The Council chairman, Poland's Oscar Lange, called for the vote that really counted--the noes on the U.S. motion as a whole. Quickly he shot up his own hand. Then Russia's sullen Andrei Gromyko raised his. Thus, for the eleventh time in the short history of the United Nations, Russia had used the veto. The Balkan peace watch was dead, 2 to 9.

Said U.S. Delegate Herschel Johnson: ". . . A simple abuse of power, abuse of the veto . . . we are not going to let the thing go by default. . . ." Everybody in U.N., including the Russians, knew that. They had known it since U.S. Secretary of State George Marshall rushed to Washington from the Salt Lake City Governors' Conference a fortnight ago upon reports that an "international brigade" was forming north of Greece.

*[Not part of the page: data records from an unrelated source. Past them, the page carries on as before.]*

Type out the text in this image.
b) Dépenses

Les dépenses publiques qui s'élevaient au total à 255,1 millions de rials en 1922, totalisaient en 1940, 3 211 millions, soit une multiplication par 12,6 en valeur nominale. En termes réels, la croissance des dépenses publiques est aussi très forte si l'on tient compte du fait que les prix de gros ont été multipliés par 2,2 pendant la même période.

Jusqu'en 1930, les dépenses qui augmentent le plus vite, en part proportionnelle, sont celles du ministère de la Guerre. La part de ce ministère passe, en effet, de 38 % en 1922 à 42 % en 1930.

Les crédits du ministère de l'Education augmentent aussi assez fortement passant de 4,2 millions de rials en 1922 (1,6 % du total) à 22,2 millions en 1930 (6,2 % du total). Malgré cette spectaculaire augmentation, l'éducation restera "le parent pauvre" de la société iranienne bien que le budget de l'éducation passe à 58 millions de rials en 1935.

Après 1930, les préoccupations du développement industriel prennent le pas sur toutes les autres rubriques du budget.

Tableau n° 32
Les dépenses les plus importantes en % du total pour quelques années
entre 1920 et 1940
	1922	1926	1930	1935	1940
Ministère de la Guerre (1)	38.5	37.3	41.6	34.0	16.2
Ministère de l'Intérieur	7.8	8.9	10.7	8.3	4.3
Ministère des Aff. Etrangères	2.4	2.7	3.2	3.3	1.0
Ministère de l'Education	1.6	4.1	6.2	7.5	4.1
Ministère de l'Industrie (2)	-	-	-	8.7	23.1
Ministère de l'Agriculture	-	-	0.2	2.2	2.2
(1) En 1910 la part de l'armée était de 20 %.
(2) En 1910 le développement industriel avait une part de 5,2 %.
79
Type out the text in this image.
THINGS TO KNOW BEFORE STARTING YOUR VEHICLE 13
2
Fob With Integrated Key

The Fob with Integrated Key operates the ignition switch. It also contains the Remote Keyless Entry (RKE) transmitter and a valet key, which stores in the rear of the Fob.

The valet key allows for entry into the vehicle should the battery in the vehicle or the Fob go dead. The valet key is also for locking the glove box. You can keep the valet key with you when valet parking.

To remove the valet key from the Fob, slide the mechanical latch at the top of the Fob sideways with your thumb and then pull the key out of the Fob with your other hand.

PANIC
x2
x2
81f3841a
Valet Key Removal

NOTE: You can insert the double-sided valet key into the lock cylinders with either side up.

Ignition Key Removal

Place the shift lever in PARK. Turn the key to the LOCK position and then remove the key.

The U.S. was determined to stop aid to Greek guerrillas from Greece's northern neighbors, but it would work as long as possible within the U.N. framework. Last week the first step was taken. Greece, charging that there had been a breach of peace, invoked Chapter VII of the U.N. Charter. Under that chapter the Security Council can apply economic or military sanctions against Albania, Yugoslavia and Bulgaria if they continue to support armed aggression against Greece. If the international brigade moves into Greece, and Russia vetoes action under Chapter VII, the U.S. is prepared to take step two: invoke Article 51 ("Nothing . . . shall impair the inherent right of individual or collective self-defense if an armed attack occurs against a member of the United Nations. . . ."). As a last alternative, the U.S. might take joint military action (i.e., send U.S. troops) to secure the border of Greece.